Roll your eyes if you like, but when it comes to picking up and taking your holiday meals on the road, the slow cooker can be your best friend. Whether you’re in charge of snack foods (ever try Slow-Cooker Chex Party Mix?) or bringing your to-die-for creamy mashed potatoes (you won’t believe how easy Slow-Cooker Mashed Potatoes can be), you can do it all in your magical slow cooker. And, when you arrive, there’s no fighting over oven space – all you need is a little counter space and an outlet to keep things warm.
If your vehicle has a power outlet and your slow cooker has a “keep warm” setting, you may not even need to worry about your contribution to dinner getting cold on the way. (Make sure you check your owner’s manuals to ensure everything is compatible before plugging in!)

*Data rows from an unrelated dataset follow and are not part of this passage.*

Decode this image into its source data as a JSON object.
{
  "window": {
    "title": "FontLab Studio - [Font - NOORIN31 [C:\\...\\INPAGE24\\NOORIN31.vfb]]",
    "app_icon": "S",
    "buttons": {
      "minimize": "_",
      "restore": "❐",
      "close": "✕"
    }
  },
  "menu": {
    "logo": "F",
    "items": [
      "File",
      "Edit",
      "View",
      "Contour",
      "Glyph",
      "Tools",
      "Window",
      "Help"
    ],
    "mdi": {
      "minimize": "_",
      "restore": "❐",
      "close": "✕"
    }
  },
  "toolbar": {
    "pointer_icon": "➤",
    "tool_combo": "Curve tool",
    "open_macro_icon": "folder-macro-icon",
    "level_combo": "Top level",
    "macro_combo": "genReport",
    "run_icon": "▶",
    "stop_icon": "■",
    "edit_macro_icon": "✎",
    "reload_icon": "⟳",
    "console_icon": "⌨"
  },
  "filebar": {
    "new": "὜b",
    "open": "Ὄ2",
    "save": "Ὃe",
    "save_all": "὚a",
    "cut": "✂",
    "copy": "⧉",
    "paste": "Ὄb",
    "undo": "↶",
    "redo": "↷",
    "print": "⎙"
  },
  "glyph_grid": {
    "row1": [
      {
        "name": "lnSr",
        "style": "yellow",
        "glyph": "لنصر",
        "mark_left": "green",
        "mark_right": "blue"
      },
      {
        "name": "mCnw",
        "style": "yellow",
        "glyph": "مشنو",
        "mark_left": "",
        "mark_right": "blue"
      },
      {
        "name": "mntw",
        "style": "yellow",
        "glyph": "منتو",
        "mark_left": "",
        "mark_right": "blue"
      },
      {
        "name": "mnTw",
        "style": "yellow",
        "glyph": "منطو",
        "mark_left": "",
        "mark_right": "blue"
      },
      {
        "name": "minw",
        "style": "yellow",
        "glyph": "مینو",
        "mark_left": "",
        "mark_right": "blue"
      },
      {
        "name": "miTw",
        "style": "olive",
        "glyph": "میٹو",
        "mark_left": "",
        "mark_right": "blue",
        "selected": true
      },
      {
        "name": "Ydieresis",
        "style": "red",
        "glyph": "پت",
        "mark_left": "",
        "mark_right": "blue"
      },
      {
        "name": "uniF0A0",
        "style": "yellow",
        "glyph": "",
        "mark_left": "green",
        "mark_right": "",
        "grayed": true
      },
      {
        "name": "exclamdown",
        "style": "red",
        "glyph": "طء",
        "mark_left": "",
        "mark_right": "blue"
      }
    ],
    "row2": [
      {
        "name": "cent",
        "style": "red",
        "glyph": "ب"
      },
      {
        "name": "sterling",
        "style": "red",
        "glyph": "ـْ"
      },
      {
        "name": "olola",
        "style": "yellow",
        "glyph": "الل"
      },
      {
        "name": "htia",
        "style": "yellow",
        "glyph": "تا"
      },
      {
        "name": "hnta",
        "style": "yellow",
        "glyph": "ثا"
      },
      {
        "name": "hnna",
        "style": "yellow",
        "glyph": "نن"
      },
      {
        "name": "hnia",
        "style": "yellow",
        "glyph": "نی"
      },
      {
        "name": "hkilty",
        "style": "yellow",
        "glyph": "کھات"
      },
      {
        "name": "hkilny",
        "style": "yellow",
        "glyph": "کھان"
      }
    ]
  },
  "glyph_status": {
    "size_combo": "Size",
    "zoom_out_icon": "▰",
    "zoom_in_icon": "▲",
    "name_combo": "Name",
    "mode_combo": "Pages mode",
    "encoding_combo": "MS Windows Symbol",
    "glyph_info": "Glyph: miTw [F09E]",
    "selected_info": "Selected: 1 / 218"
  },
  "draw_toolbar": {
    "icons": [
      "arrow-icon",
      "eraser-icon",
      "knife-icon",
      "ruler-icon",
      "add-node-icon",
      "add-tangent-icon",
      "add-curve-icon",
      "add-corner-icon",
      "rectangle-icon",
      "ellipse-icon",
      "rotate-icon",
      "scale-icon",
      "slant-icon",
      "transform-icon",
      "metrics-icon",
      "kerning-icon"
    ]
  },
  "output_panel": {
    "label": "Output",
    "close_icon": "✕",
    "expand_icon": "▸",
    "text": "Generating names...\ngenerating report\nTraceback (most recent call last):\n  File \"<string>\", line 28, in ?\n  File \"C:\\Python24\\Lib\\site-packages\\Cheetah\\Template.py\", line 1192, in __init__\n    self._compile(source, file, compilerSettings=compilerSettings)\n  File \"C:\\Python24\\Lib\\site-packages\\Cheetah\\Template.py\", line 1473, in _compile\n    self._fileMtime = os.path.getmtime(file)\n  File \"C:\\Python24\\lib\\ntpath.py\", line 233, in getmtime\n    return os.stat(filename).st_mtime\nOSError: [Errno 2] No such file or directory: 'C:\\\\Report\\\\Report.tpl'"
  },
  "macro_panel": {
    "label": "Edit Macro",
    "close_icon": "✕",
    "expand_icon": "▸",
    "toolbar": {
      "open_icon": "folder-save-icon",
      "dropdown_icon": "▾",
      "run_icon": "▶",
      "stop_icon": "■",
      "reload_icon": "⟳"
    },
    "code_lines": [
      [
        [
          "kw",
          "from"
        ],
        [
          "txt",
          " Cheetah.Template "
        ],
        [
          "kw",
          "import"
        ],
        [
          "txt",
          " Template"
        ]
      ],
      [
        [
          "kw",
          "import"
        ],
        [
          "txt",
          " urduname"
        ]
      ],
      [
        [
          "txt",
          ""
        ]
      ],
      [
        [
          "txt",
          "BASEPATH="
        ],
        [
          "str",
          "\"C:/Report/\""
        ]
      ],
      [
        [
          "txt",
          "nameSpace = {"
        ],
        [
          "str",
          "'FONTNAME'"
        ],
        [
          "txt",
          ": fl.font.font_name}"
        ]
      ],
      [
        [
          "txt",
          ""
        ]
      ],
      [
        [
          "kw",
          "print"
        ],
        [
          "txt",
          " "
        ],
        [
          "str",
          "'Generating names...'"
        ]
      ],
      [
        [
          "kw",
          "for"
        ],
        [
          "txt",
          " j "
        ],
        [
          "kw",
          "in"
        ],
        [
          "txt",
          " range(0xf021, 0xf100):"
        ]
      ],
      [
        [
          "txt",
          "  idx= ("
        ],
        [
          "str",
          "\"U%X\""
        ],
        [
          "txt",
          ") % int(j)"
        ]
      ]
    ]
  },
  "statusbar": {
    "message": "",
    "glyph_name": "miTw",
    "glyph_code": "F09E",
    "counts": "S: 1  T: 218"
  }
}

Finally, if you have been given the seemingly daunting task of cranberry sauce, yes, you have the option of grabbing a couple cans off the shelf of whatever store you pass that is open on your way to dinner. But why do that when it’s so easy to make and it actually travels well?
Below you will find my never-before-shared, never-fail cranberry sauce recipe. It’s easy and, by the way, you can double it and use it in place of the cherry pie filling in the Cherry Pie Bars recipe above!
Linda’s Never-Fail Cranberry Sauce
1 12-ounce bag of cranberries, rinsed (pick out any soft berries and/or stems)
1 cup sugar
Zest the oranges into the pan you will use to cook the cranberry sauce. Then squeeze the oranges into a measuring cup. Add enough water to equal 1 cup of liquid. Pour into the pan with the orange zest and add the sugar. Cook on medium low, stirring constantly until the sugar is completely dissolved.
Carefully add the berries and turn heat to low. Stir. When berries begin to pop, you’re almost there. Keep stirring until the berries cook down. The sauce will seem a bit syrup-y, but it will firm up as it cools.